Since most lenders hold jumbo mortgages in their loan portfolios, the lenders can set rates using any standard they want. However, the methodology lenders use for setting jumbo rates differs very little from the methodology they use for setting conforming mortgage interest rates. Fratantoni explained, “Lenders look at the 10-year Treasury rate as a benchmark for a jumbo fixed-rate mortgage. They’ll also consider rates on conforming loans.”

To ensure they remain profitable, lenders add a spread to the 10-year Treasury yield to set jumbo mortgage rates. In general, the spread is between 1.5% and 2%. Lenders that lend to riskier jumbo mortgage borrowers will charge even higher interest rates to compensate for the increased risk of loss.

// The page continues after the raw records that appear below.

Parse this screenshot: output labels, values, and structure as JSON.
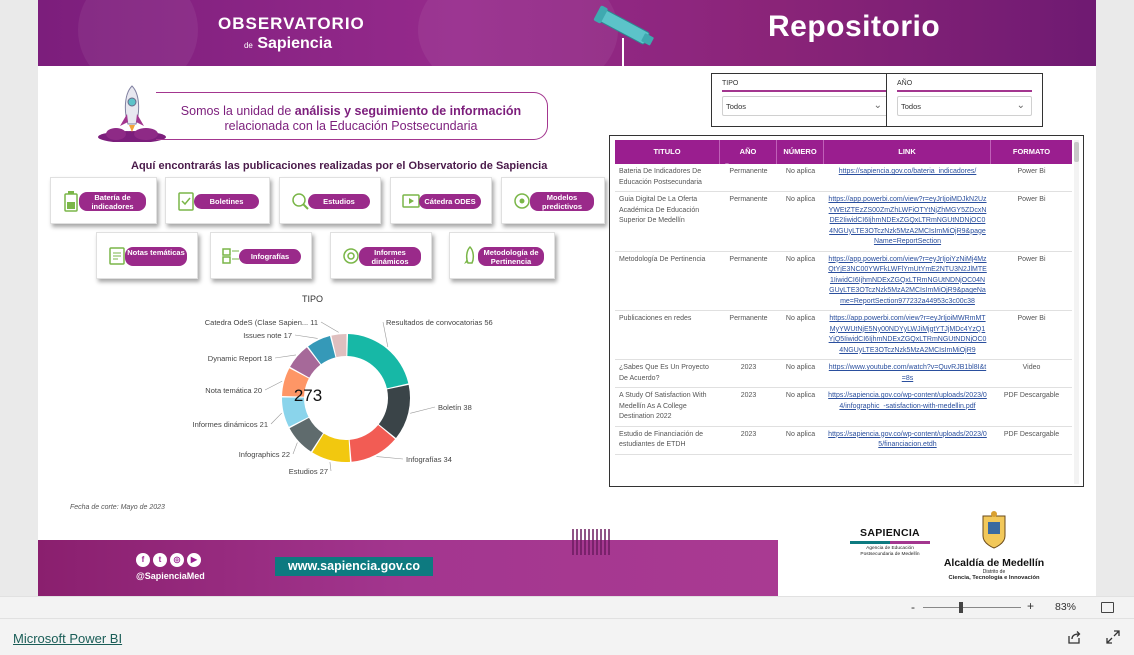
{
  "header": {
    "brand_line1": "OBSERVATORIO",
    "brand_line2": "Sapiencia",
    "brand_connector": "de",
    "title": "Repositorio"
  },
  "intro": {
    "text_prefix": "Somos la unidad de ",
    "text_bold": "análisis y seguimiento de información",
    "text_suffix": "relacionada con la Educación Postsecundaria"
  },
  "publications_heading": "Aquí encontrarás las publicaciones realizadas por el Observatorio de Sapiencia",
  "categories": [
    {
      "label": "Batería de indicadores",
      "icon": "battery-icon"
    },
    {
      "label": "Boletines",
      "icon": "checklist-icon"
    },
    {
      "label": "Estudios",
      "icon": "magnifier-icon"
    },
    {
      "label": "Cátedra ODES",
      "icon": "video-play-icon"
    },
    {
      "label": "Modelos predictivos",
      "icon": "brain-gear-icon"
    },
    {
      "label": "Notas temáticas",
      "icon": "notes-icon"
    },
    {
      "label": "Infografías",
      "icon": "infographic-icon"
    },
    {
      "label": "Informes dinámicos",
      "icon": "target-icon"
    },
    {
      "label": "Metodología de Pertinencia",
      "icon": "rocket-icon"
    }
  ],
  "chart_data": {
    "type": "pie",
    "title": "TIPO",
    "total_label": "273",
    "categories": [
      "Resultados de convocatorias",
      "Boletín",
      "Infografías",
      "Estudios",
      "Infographics",
      "Informes dinámicos",
      "Nota temática",
      "Dynamic Report",
      "Issues note",
      "Catedra OdeS (Clase Sapien..."
    ],
    "values": [
      56,
      38,
      34,
      27,
      22,
      21,
      20,
      18,
      17,
      11
    ],
    "label_texts": [
      "Resultados de convocatorias 56",
      "Boletín 38",
      "Infografías 34",
      "Estudios 27",
      "Infographics 22",
      "Informes dinámicos 21",
      "Nota temática 20",
      "Dynamic Report 18",
      "Issues note 17",
      "Catedra OdeS (Clase Sapien... 11"
    ],
    "colors": [
      "#17b8a6",
      "#3a4448",
      "#f25c54",
      "#f2c80f",
      "#5f6b6d",
      "#8ad4eb",
      "#fe9666",
      "#a66999",
      "#3599b8",
      "#dfbfbf"
    ]
  },
  "cutoff_note": "Fecha de corte: Mayo de 2023",
  "filters": [
    {
      "label": "TIPO",
      "value": "Todos"
    },
    {
      "label": "AÑO",
      "value": "Todos"
    }
  ],
  "table": {
    "columns": [
      "TITULO",
      "AÑO",
      "NÚMERO",
      "LINK",
      "FORMATO"
    ],
    "rows": [
      {
        "titulo": "Bateria De Indicadores De Educación Postsecundaria",
        "anio": "Permanente",
        "numero": "No aplica",
        "link": "https://sapiencia.gov.co/bateria_indicadores/",
        "formato": "Power Bi"
      },
      {
        "titulo": "Guia Digital De La Oferta Académica De Educación Superior De Medellín",
        "anio": "Permanente",
        "numero": "No aplica",
        "link": "https://app.powerbi.com/view?r=eyJrIjoiMDJkN2UzYWEtZTEzZS00ZmZhLWFiOTYtNjZhMGY5ZDcxNDE2IiwidCI6IjhmNDExZGQxLTRmNGUtNDNjOC04NGUyLTE3OTczNzk5MzA2MCIsImMiOjR9&pageName=ReportSection",
        "formato": "Power Bi"
      },
      {
        "titulo": "Metodología De Pertinencia",
        "anio": "Permanente",
        "numero": "No aplica",
        "link": "https://app.powerbi.com/view?r=eyJrIjoiYzNiMj4MzQtYjE3NC00YWFkLWFlYmUtYmE2NTU3N2JlMTE1IiwidCI6IjhmNDExZGQxLTRmNGUtNDNjOC04NGUyLTE3OTczNzk5MzA2MCIsImMiOjR9&pageName=ReportSection977232a44953c3c00c38",
        "formato": "Power Bi"
      },
      {
        "titulo": "Publicaciones en redes",
        "anio": "Permanente",
        "numero": "No aplica",
        "link": "https://app.powerbi.com/view?r=eyJrIjoiMWRmMTMyYWUtNjE5Ny00NDYyLWJiMjgtYTJjMDc4YzQ1YjQ5IiwidCI6IjhmNDExZGQxLTRmNGUtNDNjOC04NGUyLTE3OTczNzk5MzA2MCIsImMiOjR9",
        "formato": "Power Bi"
      },
      {
        "titulo": "¿Sabes Que Es Un Proyecto De Acuerdo?",
        "anio": "2023",
        "numero": "No aplica",
        "link": "https://www.youtube.com/watch?v=QuvRJB1bl8I&t=8s",
        "formato": "Video"
      },
      {
        "titulo": "A Study Of Satisfaction With Medellín As A College Destination 2022",
        "anio": "2023",
        "numero": "No aplica",
        "link": "https://sapiencia.gov.co/wp-content/uploads/2023/04/infographic_-satisfaction-with-medellin.pdf",
        "formato": "PDF Descargable"
      },
      {
        "titulo": "Estudio de Financiación de estudiantes de ETDH",
        "anio": "2023",
        "numero": "No aplica",
        "link": "https://sapiencia.gov.co/wp-content/uploads/2023/05/financiacion.etdh",
        "formato": "PDF Descargable"
      }
    ]
  },
  "footer": {
    "handle": "@SapienciaMed",
    "site": "www.sapiencia.gov.co",
    "sapiencia_name": "SAPIENCIA",
    "sapiencia_sub1": "Agencia de Educación",
    "sapiencia_sub2": "Postsecundaria de Medellín",
    "medellin_name": "Alcaldía de Medellín",
    "medellin_sub1": "Distrito de",
    "medellin_sub2": "Ciencia, Tecnología e Innovación"
  },
  "zoom": {
    "value": "83%",
    "level_percent": 83
  },
  "bottom": {
    "link": "Microsoft Power BI"
  }
}
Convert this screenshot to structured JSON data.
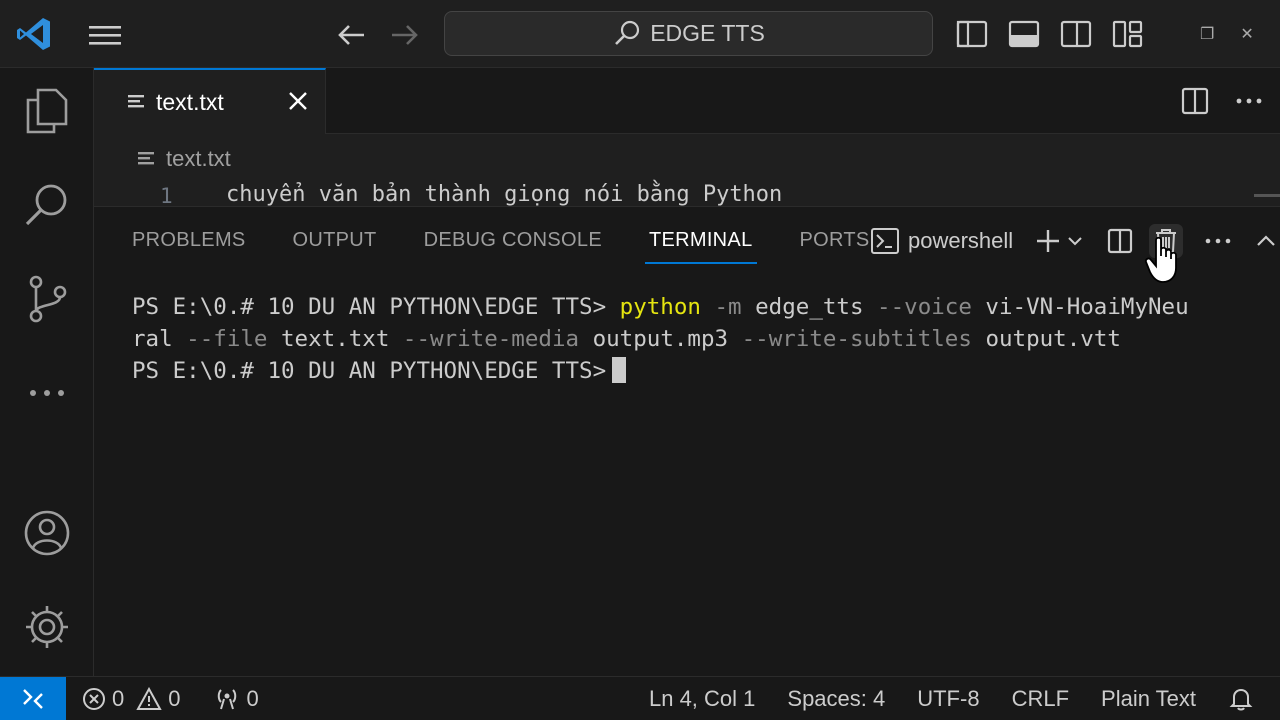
{
  "titlebar": {
    "search_text": "EDGE TTS"
  },
  "tab": {
    "label": "text.txt"
  },
  "breadcrumb": {
    "file": "text.txt"
  },
  "editor": {
    "line_number": "1",
    "line_text": "chuyển văn bản thành giọng nói bằng Python"
  },
  "panel": {
    "tabs": [
      "PROBLEMS",
      "OUTPUT",
      "DEBUG CONSOLE",
      "TERMINAL",
      "PORTS"
    ],
    "active_tab": "TERMINAL",
    "shell": "powershell"
  },
  "terminal": {
    "prompt": "PS E:\\0.# 10 DU AN PYTHON\\EDGE TTS> ",
    "cmd": "python",
    "p1": " -m",
    "p2": " edge_tts",
    "p3": " --voice",
    "p4": " vi-VN-HoaiMyNeu",
    "p5": "ral",
    "p6": " --file",
    "p7": " text.txt",
    "p8": " --write-media",
    "p9": " output.mp3",
    "p10": " --write-subtitles",
    "p11": " output.vtt",
    "prompt2": "PS E:\\0.# 10 DU AN PYTHON\\EDGE TTS>"
  },
  "status": {
    "errors": "0",
    "warnings": "0",
    "ports": "0",
    "position": "Ln 4, Col 1",
    "spaces": "Spaces: 4",
    "encoding": "UTF-8",
    "eol": "CRLF",
    "language": "Plain Text"
  },
  "colors": {
    "accent": "#0078d4",
    "command": "#e5e510",
    "flag": "#8a8a8a"
  }
}
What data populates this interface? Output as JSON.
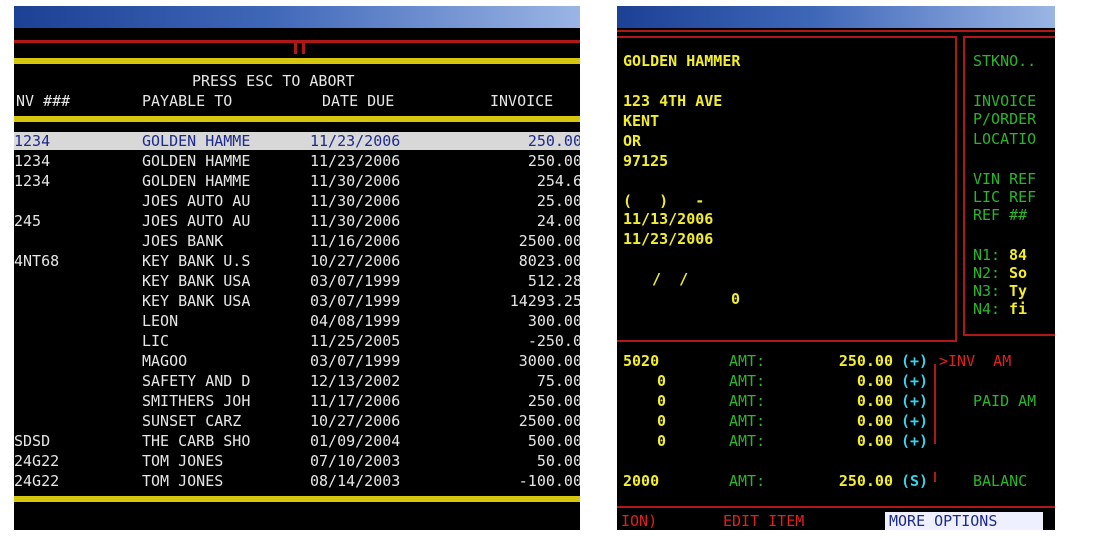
{
  "left": {
    "header": {
      "abort": "PRESS ESC TO ABORT",
      "col_inv": "NV ###",
      "col_payable": "PAYABLE TO",
      "col_date": "DATE DUE",
      "col_invoice": "INVOICE"
    },
    "rows": [
      {
        "inv": "1234",
        "payee": "GOLDEN HAMME",
        "date": "11/23/2006",
        "amt": "250.00"
      },
      {
        "inv": "1234",
        "payee": "GOLDEN HAMME",
        "date": "11/23/2006",
        "amt": "250.00"
      },
      {
        "inv": "1234",
        "payee": "GOLDEN HAMME",
        "date": "11/30/2006",
        "amt": "254.6"
      },
      {
        "inv": "",
        "payee": "JOES AUTO AU",
        "date": "11/30/2006",
        "amt": "25.00"
      },
      {
        "inv": "245",
        "payee": "JOES AUTO AU",
        "date": "11/30/2006",
        "amt": "24.00"
      },
      {
        "inv": "",
        "payee": "JOES BANK",
        "date": "11/16/2006",
        "amt": "2500.00"
      },
      {
        "inv": "4NT68",
        "payee": "KEY BANK U.S",
        "date": "10/27/2006",
        "amt": "8023.00"
      },
      {
        "inv": "",
        "payee": "KEY BANK USA",
        "date": "03/07/1999",
        "amt": "512.28"
      },
      {
        "inv": "",
        "payee": "KEY BANK USA",
        "date": "03/07/1999",
        "amt": "14293.25"
      },
      {
        "inv": "",
        "payee": "LEON",
        "date": "04/08/1999",
        "amt": "300.00"
      },
      {
        "inv": "",
        "payee": "LIC",
        "date": "11/25/2005",
        "amt": "-250.0"
      },
      {
        "inv": "",
        "payee": "MAGOO",
        "date": "03/07/1999",
        "amt": "3000.00"
      },
      {
        "inv": "",
        "payee": "SAFETY AND D",
        "date": "12/13/2002",
        "amt": "75.00"
      },
      {
        "inv": "",
        "payee": "SMITHERS JOH",
        "date": "11/17/2006",
        "amt": "250.00"
      },
      {
        "inv": "",
        "payee": "SUNSET CARZ",
        "date": "10/27/2006",
        "amt": "2500.00"
      },
      {
        "inv": "SDSD",
        "payee": "THE CARB SHO",
        "date": "01/09/2004",
        "amt": "500.00"
      },
      {
        "inv": "24G22",
        "payee": "TOM JONES",
        "date": "07/10/2003",
        "amt": "50.00"
      },
      {
        "inv": "24G22",
        "payee": "TOM JONES",
        "date": "08/14/2003",
        "amt": "-100.00"
      }
    ]
  },
  "right": {
    "vendor": {
      "name": "GOLDEN HAMMER",
      "address": "123 4TH AVE",
      "city": "KENT",
      "state": "OR",
      "zip": "97125",
      "phone": "(   )   -",
      "date1": "11/13/2006",
      "date2": "11/23/2006",
      "date3": " /  /",
      "zero": "0"
    },
    "side_labels": {
      "stkno": "STKNO..",
      "invoice": "INVOICE",
      "porder": "P/ORDER",
      "location": "LOCATIO",
      "vin": "VIN REF",
      "lic": "LIC REF",
      "ref": "REF ##",
      "n1": "N1:",
      "n1v": "84",
      "n2": "N2:",
      "n2v": "So",
      "n3": "N3:",
      "n3v": "Ty",
      "n4": "N4:",
      "n4v": "fi"
    },
    "amounts": [
      {
        "acct": "5020",
        "label": "AMT:",
        "value": "250.00",
        "sign": "(+)"
      },
      {
        "acct": "0",
        "label": "AMT:",
        "value": "0.00",
        "sign": "(+)"
      },
      {
        "acct": "0",
        "label": "AMT:",
        "value": "0.00",
        "sign": "(+)"
      },
      {
        "acct": "0",
        "label": "AMT:",
        "value": "0.00",
        "sign": "(+)"
      },
      {
        "acct": "0",
        "label": "AMT:",
        "value": "0.00",
        "sign": "(+)"
      }
    ],
    "total": {
      "acct": "2000",
      "label": "AMT:",
      "value": "250.00",
      "sign": "(S)"
    },
    "inv_label": ">INV  AM",
    "paid_label": "PAID AM",
    "balance_label": "BALANC",
    "bottom": {
      "option": "ION)",
      "edit": "EDIT ITEM",
      "more": "MORE OPTIONS"
    }
  }
}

Lenders will consider the terms of the loan when setting jumbo mortgage rates. An adjustable-rate jumbo mortgage will have lower initial rates compared with a fixed-rate mortgage. It’s also possible for lenders to offer interest-only jumbo mortgages. These will generally carry higher interest rates.

Jumbo rates vs. conforming rates: How do they stack up?

Banks have limited options for selling jumbo mortgages, so they have to hold them in their portfolio. The limited ability to sell jumbo mortgages should drive interest rates up relative to conforming loans, but over the past four years that hasn’t been the case.

On the whole, interest rates on jumbo mortgages are still a little lower than rates on comparable conforming loans. This trend has held strong for the last five years, but it’s tough to explain exactly why. As previously mentioned, the stricter underwriting standards for jumbo mortgages may have driven the interest rates on jumbo mortgages down. The rising guarantee fees on conforming loans may also be a factor here. On top of that, it’s possible banks are using jumbo mortgages to woo wealthy people into becoming bank customers or to deepen customer relationships.

Whatever the reasons, jumbo mortgage rates are relatively affordable right now, and on average they are lower than rates on conforming loans.

What can we expect to see from jumbo mortgage rates in the future?

It’s impossible to say exactly where jumbo mortgage rates will go in the future. Kapfidze told LendingTree, “I think we would need a catalyst for another big change, and I don’t know what that catalyst could be.”

Despite the recent run-up, mortgage interest rates on jumbo and conforming products are still well below historical averages. If you’ve got a great credit score, and you want to buy a higher-priced home, now could be the right time to take advantage of low rates on jumbo mortgages.